Inspiration

In the beginning of our brainstorming, we thought about one of the main problems in the workplace: communication. Companies tend to have their productivity decreased due to the difficulty in communication, which might be linked to employees being in different time zones, cultural differences and decentralization of information. Below, there is a brief text describing the work experience of one of our members, which inspired us to develop this solution. From my experience working full time at an investment bank, flow of information and knowledge transfer has often been a bottleneck. Too frequently do I have a question that sends me down a chain of referrals, wasting hours awaiting replies. We aim to solve this problem once and for all with C8 by consolidating relevant firm knowledge across video call, chat, and documentation platforms to update and maintain an efficient Neo4J graph data structure. The graph neural structure can be edited by agents and humans and is a real time representation of all the firm’s ongoing work, like context for an LLM, but much more efficient and compact. So next time I want to know the source of a weird bug, I can directly query the graph to know just who to reach out to.

What it does

Our solution is a series of AI agents hosted in a website, which companies can utilise during meetings to transcribe the meeting and voice-ask AI about relevant information about the company project. Apart from this feature, there is a chat where employees can ask for information and upload pertinent documents. The information can also be displayed in a neural graph, which can be edited by the AI agents in real time. Besides the visual display, our solution can reply by audio or text using the data captured by audio and text, providing a multi-sourced response

How we built it

We build a muti-agent network containing the following agents: a transcribe agent to turn realtime voice to realtime transcript, using amazon transcribe, websocket realtime transcribe. a text agent to reply to user's questions or receive related text or documents to keep it updated, using gemini-2.5-flash api. An allocation agent to receive text and transcripts, processes and parses the information leverages an API call to Google Gemini to output a correctly formatted JSON string representation of a Neo4J graph data structure for downstream translation into a Neo4J graph via CYPHER. A speech agent to reply to voice questions during meetings, using gpt-5 to generate response, and elevenlabs-tts-2 to transform it to audio data.

Challenges we ran into

Choosing suitable models for each task, we will have to consider latency, performance, cost-efficiency and many other aspects.

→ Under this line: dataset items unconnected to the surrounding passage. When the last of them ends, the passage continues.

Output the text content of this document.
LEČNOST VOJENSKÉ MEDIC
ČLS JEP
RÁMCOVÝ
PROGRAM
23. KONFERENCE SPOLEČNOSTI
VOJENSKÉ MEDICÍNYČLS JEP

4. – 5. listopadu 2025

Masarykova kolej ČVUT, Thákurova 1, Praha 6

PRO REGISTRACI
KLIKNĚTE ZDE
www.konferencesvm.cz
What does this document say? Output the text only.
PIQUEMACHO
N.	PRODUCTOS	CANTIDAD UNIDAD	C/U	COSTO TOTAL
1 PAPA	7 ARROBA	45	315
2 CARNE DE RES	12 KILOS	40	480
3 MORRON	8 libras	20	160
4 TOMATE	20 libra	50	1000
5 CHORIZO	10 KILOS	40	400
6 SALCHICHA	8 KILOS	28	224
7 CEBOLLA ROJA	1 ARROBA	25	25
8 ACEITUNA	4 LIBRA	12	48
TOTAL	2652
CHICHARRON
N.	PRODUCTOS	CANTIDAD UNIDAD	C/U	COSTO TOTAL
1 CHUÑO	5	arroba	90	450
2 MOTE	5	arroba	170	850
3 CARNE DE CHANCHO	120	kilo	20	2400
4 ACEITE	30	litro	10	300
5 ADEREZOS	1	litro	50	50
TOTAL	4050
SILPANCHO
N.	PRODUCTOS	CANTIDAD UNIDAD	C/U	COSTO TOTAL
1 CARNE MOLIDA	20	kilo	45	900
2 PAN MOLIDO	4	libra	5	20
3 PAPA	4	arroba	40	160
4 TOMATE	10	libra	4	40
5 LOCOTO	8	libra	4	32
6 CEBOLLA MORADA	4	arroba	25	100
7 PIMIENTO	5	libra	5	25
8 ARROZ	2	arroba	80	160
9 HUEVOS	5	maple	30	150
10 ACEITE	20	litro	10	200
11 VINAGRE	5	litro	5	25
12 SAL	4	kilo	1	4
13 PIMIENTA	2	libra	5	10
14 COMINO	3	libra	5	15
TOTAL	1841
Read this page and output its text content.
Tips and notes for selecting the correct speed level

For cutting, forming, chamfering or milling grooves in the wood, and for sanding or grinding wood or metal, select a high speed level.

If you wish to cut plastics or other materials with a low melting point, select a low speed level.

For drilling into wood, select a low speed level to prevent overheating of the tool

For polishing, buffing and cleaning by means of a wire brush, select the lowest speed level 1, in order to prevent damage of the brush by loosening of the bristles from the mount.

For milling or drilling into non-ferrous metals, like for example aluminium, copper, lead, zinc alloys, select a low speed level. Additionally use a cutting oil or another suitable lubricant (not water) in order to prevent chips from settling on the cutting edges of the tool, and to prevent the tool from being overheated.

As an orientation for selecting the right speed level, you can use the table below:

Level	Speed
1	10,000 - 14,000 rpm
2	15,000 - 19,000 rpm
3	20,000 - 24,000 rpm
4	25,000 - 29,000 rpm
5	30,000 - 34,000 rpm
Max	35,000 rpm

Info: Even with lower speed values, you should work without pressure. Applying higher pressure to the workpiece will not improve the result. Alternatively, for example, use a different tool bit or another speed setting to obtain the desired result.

Accomplishments that we're proud of

We build an architecture that has infinite expandability, making it open and customizable for users, they can integrate their own agents for specific use, and the existing agent will be able to call and use them. The information gathering sequence can be done almost without any extra requirements to the users, and all related data will be stored in a good position for future search and use. Which will make the model smarter every time.

What we learned

  1. How to interconnect AI agents, which provided different types of data
  2. Organizing data and storing data in graph style.

What's next for The Bridger C8

  1. Adding more tool-based agents to the architecture.
  2. Creating a template to build customized agents for specific use.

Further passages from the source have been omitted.